Mahindra & Mahindra, the majority shareholder of Ssangyong Motor, on Thursday approved a plan for investing 80 billion won ($75 million) into the nation’s smallest carmaker.
This will mean, for this year at least, Ssangyong will have some 170 billion won worth of capital to work on the development of new models and facility investment.
“We see a bright future in Ssangyong,” Pawan Goenka, president of Mahindra’s automotive and farm equipment sectors, told The Korea Herald. “We have no exit strategy for the company,” he added, stressing that Mahindra was in for the long term.
The approved announcement was to help Ssangyong to meet its future requirements, such as for developing new products and facility investment, Goenka said.
The 80 billion won would be supplied by Ssangyong issuing around 14.5 million new shares through third-party allotment, with Mahindra being the third party.
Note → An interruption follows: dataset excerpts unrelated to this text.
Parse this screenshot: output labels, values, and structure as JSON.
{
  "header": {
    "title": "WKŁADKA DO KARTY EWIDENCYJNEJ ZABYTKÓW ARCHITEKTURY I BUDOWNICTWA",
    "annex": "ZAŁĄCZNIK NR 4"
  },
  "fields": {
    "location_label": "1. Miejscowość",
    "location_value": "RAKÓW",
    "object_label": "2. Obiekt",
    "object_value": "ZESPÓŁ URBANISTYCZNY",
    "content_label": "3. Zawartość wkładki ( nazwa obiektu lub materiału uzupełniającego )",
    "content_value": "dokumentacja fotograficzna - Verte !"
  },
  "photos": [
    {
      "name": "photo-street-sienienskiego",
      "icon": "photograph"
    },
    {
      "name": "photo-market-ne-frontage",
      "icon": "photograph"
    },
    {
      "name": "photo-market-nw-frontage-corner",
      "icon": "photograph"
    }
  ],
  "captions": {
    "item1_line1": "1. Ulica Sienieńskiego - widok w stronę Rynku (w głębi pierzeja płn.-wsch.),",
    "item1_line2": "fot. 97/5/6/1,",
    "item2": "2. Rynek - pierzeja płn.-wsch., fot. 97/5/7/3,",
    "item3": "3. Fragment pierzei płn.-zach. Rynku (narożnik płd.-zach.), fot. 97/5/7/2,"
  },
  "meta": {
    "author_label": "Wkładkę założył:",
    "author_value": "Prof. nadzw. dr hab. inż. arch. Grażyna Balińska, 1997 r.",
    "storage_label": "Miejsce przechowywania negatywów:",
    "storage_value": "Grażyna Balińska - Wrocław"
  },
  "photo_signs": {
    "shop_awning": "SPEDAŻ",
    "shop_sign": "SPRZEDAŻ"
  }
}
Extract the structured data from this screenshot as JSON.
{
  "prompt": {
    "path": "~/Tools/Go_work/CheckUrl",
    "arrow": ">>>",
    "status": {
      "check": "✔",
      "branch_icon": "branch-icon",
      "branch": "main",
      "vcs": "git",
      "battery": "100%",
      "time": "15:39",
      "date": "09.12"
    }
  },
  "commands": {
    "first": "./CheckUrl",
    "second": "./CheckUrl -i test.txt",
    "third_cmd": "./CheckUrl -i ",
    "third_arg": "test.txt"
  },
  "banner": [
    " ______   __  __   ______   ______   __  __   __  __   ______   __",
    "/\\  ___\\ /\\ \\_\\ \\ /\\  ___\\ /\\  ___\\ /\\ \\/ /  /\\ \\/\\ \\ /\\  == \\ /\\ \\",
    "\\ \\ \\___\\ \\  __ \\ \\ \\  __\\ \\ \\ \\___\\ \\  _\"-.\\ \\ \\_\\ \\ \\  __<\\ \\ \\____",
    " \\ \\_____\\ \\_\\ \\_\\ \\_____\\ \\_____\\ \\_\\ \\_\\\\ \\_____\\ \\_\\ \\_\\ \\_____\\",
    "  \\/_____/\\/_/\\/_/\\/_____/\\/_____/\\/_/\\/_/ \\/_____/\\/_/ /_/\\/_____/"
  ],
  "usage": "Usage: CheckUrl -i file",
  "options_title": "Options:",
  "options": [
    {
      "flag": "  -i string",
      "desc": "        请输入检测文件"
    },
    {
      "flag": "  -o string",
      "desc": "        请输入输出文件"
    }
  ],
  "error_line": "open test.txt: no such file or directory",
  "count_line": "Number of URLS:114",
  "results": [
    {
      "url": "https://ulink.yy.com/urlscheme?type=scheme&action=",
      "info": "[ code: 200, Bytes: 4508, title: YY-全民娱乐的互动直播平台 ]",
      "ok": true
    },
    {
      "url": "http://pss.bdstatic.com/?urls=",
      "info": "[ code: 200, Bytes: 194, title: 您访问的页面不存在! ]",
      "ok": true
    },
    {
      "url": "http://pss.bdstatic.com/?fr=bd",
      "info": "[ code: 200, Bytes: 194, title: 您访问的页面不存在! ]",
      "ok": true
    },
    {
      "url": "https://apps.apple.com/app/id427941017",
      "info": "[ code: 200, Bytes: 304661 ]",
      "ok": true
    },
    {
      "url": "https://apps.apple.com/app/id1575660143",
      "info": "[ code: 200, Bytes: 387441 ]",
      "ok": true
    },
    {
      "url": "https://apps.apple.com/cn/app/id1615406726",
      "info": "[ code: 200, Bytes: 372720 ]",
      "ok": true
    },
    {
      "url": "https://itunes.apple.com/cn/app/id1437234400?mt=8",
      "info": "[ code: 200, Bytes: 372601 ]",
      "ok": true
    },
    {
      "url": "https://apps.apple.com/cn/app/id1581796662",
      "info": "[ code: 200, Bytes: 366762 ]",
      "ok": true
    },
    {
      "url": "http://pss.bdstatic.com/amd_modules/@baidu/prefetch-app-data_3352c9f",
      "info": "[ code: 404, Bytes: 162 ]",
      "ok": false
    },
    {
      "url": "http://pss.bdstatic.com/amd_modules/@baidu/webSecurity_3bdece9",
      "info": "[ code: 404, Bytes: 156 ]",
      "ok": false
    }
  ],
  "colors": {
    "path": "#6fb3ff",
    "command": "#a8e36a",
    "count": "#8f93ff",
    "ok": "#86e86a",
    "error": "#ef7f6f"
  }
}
The issuing price will be 5,500 won per share, with listing slated for June 7.
However, Mahindra was quite firm that the fresh capital be used only for future expenses, and not to cover previous mishaps, including litigations involving lawsuits filed by outside labor unions, which are calling for a parliamentary audit to investigate why Ssangyong was forced to lay off so many employees in the past.
Goenka also said 80 billion won was as much as the Indian company could commit to for this year, despite claims from Ssangyong that it needed at least 200 billion won to 300 billion won to produce a single new car.
“But we have plans of our own,” said Lee Yoo-il, president of Ssangyong. “We’ll be selling more cars and we can take out loans because we currently have no loans outstanding.”
Another 95 billion won was earlier injected into Ssangyong via corporate bond issuance.
Originally, Mahindra had said it would be investing some 1 trillion won over the next four years into the automaker.
Ssangyong said the plans are still valid, stressing that the investment could be in the form of indirect support, such as guarantees to help the company secure loans.
Mahindra acquired a majority stake in Ssangyong in 2010 as the carmaker struggled to get back on its feet. The company extricated itself from court receivership in 2011 after the court found it capable of pursuing a revival.